Archaeologists have discovered a 5,000-year-old monumental cemetery in Kenya, giving us more insight into the life of ancient East-African populations.

The structure, officially named Lothagam North Pillar Site, is located near Kenya’s Lake Turkana. It was found by an international team scientists and is the earliest and most massive monumental cemetery to be located in the region.

According to the features noted by the researchers, the site was likely built thousands of years ago by Africa’s first herders and used as a burial ground for several hundred centuries. The central part of the cemetery had a 30-meter wide platform with a large cavity to bury the dead. Once filled, the people living back in the day capped it with large stones and pillars.

The researchers estimate that more than 500 people buried in the cavity, regardless of any social or ethnic difference. This was because the finding suggested that men, women, and children from all age groups and classes were buried in that same region. Every single individual was buried with their own personal ornaments and no one seemingly received special burial.

This, as the team posited, indicated the people living during that period were not divided into different social classes, as widely theorized by many.

Archaeologists have long believed large buildings monuments like these were built only in complex, socially stratified societies with strong leadership.

However, "this discovery challenges earlier ideas about monumentality," Elizabeth Sawchuk, one of the researchers involved in the discovery, said in a statement. "Absent other evidence, Lothagam North provides an example of monumentality that is not demonstrably linked to the emergence of [social] hierarchy, forcing us to consider other narratives of social change."

According to the researchers, the cemetery was probably built at a time when the Turkana basin was witnessing a number of changes. On one hand, early pastors were moving into the region and interacting with local fishermen and hunter-gatherers living near the lake, while on the other, the climate was changing.

Essentially, a decline in rainfall during that time would have shrunk Lake Turkana drastically. This would have prompted the herders to construct the Lothagam North Pillar Site as a place for gathering and coping with the environmental challenge.
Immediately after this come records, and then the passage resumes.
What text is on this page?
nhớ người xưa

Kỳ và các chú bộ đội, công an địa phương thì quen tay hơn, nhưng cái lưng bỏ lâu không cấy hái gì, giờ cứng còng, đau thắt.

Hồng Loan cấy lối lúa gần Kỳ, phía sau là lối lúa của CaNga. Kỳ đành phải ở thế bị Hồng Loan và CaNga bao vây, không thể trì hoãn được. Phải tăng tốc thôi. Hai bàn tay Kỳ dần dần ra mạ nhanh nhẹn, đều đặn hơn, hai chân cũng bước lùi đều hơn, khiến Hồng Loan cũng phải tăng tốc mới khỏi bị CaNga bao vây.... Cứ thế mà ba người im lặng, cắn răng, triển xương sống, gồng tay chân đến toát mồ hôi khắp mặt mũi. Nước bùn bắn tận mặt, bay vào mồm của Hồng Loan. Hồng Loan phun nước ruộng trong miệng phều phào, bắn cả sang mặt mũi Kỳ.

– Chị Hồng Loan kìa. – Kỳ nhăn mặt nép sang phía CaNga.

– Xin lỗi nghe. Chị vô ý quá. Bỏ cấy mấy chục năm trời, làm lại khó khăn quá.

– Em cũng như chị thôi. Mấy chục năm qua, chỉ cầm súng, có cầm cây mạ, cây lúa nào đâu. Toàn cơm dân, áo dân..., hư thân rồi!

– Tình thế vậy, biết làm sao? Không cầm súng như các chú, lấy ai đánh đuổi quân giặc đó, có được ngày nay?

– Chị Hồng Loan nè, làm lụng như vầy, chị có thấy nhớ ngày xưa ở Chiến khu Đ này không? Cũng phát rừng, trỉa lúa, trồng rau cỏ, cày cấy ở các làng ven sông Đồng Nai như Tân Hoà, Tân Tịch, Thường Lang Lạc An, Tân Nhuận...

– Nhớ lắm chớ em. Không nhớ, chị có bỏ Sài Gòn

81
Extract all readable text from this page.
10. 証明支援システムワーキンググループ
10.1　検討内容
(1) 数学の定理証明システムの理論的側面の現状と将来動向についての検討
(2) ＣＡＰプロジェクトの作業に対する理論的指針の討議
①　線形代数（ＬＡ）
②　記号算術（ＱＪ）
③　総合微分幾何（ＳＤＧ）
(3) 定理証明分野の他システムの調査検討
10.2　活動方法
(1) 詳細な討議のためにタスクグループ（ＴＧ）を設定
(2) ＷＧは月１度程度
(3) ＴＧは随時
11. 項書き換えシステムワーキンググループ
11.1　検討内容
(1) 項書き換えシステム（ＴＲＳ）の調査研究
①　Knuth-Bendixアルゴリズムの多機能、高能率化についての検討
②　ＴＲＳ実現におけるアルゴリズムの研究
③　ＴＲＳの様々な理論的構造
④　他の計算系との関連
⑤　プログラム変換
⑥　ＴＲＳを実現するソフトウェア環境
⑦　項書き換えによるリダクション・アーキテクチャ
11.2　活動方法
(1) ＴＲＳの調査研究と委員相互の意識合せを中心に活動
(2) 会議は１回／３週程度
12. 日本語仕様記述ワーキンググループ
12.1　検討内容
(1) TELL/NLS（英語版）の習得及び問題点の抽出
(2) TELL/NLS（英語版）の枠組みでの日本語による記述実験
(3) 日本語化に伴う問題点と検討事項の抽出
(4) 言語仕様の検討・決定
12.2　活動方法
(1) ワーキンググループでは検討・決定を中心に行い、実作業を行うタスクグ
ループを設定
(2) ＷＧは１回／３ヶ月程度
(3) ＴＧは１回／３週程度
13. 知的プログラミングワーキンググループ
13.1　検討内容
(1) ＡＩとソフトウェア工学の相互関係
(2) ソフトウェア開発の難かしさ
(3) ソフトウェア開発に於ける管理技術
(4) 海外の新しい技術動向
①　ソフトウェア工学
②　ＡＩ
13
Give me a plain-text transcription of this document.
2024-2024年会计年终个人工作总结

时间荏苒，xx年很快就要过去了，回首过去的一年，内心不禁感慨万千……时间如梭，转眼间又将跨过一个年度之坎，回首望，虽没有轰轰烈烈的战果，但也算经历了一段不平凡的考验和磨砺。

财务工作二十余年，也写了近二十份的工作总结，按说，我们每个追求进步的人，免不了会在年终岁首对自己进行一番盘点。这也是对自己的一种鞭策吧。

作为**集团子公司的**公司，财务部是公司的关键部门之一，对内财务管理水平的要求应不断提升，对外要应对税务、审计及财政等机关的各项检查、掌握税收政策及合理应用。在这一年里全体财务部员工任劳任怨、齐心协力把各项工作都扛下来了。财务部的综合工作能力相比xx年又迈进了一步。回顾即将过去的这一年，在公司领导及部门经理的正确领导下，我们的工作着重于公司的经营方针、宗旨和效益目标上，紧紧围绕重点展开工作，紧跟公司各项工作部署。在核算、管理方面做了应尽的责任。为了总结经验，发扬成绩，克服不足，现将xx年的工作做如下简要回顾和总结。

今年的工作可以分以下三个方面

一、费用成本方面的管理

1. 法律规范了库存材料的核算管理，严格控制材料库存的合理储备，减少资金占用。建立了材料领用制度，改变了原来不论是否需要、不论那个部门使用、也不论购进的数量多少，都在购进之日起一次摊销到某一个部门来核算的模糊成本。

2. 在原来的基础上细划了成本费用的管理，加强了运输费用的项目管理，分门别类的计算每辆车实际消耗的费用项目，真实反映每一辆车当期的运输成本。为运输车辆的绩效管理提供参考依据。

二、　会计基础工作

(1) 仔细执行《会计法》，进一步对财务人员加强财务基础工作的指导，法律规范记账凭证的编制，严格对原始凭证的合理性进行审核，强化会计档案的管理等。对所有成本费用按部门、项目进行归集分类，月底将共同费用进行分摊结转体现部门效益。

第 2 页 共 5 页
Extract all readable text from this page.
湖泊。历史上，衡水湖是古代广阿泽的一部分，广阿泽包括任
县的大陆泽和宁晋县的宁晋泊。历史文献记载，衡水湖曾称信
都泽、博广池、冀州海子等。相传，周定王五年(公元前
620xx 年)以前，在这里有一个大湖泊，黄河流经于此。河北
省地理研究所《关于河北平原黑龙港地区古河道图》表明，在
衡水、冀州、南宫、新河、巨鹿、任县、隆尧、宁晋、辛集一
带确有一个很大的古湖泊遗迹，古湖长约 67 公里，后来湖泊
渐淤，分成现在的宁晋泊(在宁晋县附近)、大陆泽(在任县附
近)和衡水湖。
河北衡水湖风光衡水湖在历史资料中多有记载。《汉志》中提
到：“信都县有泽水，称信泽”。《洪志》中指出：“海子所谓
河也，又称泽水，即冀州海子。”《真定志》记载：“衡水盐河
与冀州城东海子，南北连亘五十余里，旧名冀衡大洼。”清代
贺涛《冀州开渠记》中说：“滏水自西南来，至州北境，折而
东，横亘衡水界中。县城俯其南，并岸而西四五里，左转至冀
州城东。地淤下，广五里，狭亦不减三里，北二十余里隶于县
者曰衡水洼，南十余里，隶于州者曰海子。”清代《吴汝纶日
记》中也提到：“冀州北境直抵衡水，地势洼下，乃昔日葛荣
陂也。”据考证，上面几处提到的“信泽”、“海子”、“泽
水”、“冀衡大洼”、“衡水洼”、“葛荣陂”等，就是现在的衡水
"The monuments may have served as a place for people to congregate, renew social ties, and reinforce community identity," Anneke Janzen, another researcher involved in the work, added. "Information exchange and interaction through shared ritual may have helped mobile herders navigate a rapidly changing physical landscape."

That said, it is worth noting this is not the only evidence of an egalitarian or un-stratified society. Many large monuments thought to be built by egalitarian organizations have also been seen in parts of Africa and other continents. They believe discoveries like these could provide more insight into the motives behind the formation of ancient complex societies.

The study was published Aug. 20 in the Proceedings of the National Academy of Sciences.